Die Herausforderung totaler Stille bietet die Wüste der Arktis, einer sinnenschärfenden, aber auch -verstörenden, nahezu metaphysischen Landschaft. Köner konstruiert aus eigenen Fotos sowie Field Recordings aus Novaya Zemlya eine intermedial künstliche Weite, die nur bedingt mit dem real existierenden, atomverseuchten „Neuen Land“ zu tun hat. Beunruhigende Untertöne der sich allmählich verschiebenden Soundscapes und Licht-Schattenformationen transformieren das Zeitgefühl für utopische Gefilde, in denen die Poesie der Leere herrscht.
Die Künstlerin dekonstruiert einen Raum durch das, was ihn - zwar auf ephemere Weise, doch essentiell - mitdefiniert: Licht. Sie installiert eine Glühbirne an einem maschinell bewegten Ausleger, um genau eingerichtete, dramatische Helligkeitsschwankungen und rasante Schattenwanderungen zu erzeugen. Die genial schlichte Kinetik mit ihrer optischen Irritation bringt die Gewissheit des Rezipienten über die Stabilität des Raumes gehörig aus dem Gleichgewicht.
Hinter der vorherrschenden Farbe Schwarz entdeckt man wunderlich anti-uniforme Transformationen der Gegenstandswelt, Undercover-Grammophone und -küchenuhren, die sich als Musikinstrument verstehen und verstehen lassen. Die Frage nach Identität im richtigen oder falschen Klangkörper oder, je nachdem wie man es nimmt, ein anarchisches Spiel mit surrealen Geräusch-Kontextverschiebungen.
Julius, Pionier klingender Kunst in Deutschland, hat in Breite und Tiefe das Übergangsfeld von Sehen und Hören bearbeitet und ein subtiles Oeuvre und einen Humor voller Zwischentöne entwickelt. Viele Werke auf Papier vermitteln auditive Vorstellungen.

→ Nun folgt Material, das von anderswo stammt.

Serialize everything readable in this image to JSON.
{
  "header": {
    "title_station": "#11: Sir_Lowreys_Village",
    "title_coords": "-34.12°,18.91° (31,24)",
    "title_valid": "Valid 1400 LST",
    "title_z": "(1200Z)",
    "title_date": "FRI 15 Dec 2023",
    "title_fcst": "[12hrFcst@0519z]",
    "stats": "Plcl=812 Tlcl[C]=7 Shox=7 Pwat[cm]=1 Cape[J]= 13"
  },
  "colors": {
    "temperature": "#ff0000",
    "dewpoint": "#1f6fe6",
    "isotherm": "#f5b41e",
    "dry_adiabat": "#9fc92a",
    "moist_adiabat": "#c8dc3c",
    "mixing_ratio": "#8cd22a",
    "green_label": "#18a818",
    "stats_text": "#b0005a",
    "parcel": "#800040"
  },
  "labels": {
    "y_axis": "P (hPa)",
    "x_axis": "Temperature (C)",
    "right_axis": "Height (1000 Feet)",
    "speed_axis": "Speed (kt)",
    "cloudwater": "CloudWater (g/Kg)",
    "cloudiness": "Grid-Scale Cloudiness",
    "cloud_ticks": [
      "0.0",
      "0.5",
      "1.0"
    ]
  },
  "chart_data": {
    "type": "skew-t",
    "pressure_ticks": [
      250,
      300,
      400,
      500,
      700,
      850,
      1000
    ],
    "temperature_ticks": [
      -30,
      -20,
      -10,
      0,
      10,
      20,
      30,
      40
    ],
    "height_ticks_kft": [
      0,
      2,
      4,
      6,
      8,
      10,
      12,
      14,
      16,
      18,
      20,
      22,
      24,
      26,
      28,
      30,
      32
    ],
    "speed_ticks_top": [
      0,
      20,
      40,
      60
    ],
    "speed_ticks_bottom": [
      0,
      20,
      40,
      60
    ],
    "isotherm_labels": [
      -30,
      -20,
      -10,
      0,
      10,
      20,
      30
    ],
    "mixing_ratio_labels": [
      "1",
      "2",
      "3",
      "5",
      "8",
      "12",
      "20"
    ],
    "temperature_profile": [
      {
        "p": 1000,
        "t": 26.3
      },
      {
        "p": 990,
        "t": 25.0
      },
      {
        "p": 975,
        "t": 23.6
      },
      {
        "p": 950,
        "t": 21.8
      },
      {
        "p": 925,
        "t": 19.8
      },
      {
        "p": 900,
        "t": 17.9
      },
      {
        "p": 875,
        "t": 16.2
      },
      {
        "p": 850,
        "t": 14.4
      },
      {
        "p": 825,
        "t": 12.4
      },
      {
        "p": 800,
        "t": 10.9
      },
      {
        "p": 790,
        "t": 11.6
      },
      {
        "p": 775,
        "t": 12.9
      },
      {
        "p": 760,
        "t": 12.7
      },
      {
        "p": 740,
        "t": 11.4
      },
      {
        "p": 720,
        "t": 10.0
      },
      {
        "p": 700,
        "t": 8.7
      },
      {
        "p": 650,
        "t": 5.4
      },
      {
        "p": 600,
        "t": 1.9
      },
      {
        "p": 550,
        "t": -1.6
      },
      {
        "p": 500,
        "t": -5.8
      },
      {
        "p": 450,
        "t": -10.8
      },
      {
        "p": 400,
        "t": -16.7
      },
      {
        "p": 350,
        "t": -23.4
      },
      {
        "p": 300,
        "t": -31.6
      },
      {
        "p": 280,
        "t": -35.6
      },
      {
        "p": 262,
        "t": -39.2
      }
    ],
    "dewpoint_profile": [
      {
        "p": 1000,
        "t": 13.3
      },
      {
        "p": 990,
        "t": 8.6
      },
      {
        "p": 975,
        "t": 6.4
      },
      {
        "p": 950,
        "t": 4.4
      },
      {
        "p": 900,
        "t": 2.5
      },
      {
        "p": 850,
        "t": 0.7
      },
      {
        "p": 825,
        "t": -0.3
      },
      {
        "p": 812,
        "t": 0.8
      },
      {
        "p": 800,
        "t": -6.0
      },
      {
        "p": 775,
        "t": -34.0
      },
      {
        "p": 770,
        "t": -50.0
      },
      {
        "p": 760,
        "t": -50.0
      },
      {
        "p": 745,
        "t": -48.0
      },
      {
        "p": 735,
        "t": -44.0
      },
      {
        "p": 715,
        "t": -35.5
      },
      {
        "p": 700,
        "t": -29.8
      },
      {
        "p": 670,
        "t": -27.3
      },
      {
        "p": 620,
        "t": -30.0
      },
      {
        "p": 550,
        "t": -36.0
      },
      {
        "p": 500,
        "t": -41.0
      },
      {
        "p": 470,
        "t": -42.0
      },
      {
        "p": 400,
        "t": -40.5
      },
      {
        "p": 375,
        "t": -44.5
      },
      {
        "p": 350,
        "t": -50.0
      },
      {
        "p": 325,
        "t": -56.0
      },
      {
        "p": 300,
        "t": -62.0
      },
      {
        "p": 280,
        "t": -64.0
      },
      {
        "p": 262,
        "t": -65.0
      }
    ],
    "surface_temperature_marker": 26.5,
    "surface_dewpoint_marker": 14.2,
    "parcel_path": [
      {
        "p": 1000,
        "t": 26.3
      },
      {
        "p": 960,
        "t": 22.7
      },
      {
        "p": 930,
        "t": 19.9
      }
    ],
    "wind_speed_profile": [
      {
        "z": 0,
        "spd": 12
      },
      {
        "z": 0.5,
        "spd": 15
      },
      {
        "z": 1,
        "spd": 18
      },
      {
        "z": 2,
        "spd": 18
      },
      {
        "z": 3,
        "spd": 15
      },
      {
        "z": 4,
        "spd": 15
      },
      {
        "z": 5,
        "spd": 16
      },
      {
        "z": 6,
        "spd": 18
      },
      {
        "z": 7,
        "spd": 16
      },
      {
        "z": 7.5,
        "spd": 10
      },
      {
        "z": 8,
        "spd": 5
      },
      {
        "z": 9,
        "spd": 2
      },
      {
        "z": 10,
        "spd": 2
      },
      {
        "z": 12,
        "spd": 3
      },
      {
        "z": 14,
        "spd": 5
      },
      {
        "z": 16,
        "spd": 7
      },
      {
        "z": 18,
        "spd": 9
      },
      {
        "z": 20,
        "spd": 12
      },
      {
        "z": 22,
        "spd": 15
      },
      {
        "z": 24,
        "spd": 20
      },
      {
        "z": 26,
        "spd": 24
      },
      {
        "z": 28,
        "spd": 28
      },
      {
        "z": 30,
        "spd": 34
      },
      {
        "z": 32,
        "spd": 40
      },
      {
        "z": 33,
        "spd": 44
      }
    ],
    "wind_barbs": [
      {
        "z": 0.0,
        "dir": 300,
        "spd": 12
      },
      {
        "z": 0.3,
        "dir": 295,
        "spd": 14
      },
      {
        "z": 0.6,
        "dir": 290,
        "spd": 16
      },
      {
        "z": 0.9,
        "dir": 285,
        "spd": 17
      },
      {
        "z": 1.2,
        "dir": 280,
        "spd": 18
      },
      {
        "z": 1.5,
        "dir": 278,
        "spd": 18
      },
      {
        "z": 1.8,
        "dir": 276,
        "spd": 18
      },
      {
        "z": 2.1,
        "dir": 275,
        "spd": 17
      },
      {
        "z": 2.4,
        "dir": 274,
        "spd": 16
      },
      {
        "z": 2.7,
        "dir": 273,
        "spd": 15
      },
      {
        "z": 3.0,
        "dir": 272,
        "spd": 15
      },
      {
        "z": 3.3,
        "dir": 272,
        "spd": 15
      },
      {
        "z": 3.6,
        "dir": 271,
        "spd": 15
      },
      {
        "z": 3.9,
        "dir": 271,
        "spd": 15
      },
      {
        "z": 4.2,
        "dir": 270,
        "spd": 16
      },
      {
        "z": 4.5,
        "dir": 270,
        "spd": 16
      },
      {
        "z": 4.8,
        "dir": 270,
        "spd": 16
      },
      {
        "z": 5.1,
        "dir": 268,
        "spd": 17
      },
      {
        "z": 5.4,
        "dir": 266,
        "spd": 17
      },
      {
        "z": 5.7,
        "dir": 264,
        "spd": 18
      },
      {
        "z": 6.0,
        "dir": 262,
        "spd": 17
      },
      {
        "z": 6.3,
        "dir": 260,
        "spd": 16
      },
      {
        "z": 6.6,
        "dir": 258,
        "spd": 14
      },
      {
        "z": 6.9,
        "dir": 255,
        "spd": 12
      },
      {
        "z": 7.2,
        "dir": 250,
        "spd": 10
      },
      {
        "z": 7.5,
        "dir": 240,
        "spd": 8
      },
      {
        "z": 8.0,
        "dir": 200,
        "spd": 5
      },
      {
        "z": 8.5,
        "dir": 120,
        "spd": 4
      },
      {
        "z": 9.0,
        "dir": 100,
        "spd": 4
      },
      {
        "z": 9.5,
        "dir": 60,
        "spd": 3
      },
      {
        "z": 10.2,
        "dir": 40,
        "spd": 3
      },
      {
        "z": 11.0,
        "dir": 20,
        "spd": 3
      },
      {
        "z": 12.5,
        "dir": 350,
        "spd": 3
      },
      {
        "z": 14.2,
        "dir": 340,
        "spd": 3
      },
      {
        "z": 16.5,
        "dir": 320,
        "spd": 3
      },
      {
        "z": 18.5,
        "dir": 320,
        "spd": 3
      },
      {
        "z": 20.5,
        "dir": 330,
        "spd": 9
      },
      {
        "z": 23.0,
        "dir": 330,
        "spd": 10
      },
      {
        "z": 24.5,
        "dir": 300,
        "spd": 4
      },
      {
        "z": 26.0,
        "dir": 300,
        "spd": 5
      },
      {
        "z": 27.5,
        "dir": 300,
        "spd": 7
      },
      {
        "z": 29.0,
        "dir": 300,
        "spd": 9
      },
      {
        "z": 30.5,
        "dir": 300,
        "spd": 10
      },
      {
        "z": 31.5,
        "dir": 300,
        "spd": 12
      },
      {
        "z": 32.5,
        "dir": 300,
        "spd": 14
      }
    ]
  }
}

Typisch für diese mehr oder weniger unspielbaren Partituren sind reich nuancierte Flächenkonturen. Wie klingt eine Kartoffel, wie verschiedene oder gar mehrere zusammen? Ob nun ein Erdapfelkonzert aufgeführt werden müsste, von oder für Kartoffeln, sei bei einem Künstler, der durch ein Konzert für einen gefrorenen See Geschichte geschrieben hat, der Vorstellungskraft überlassen.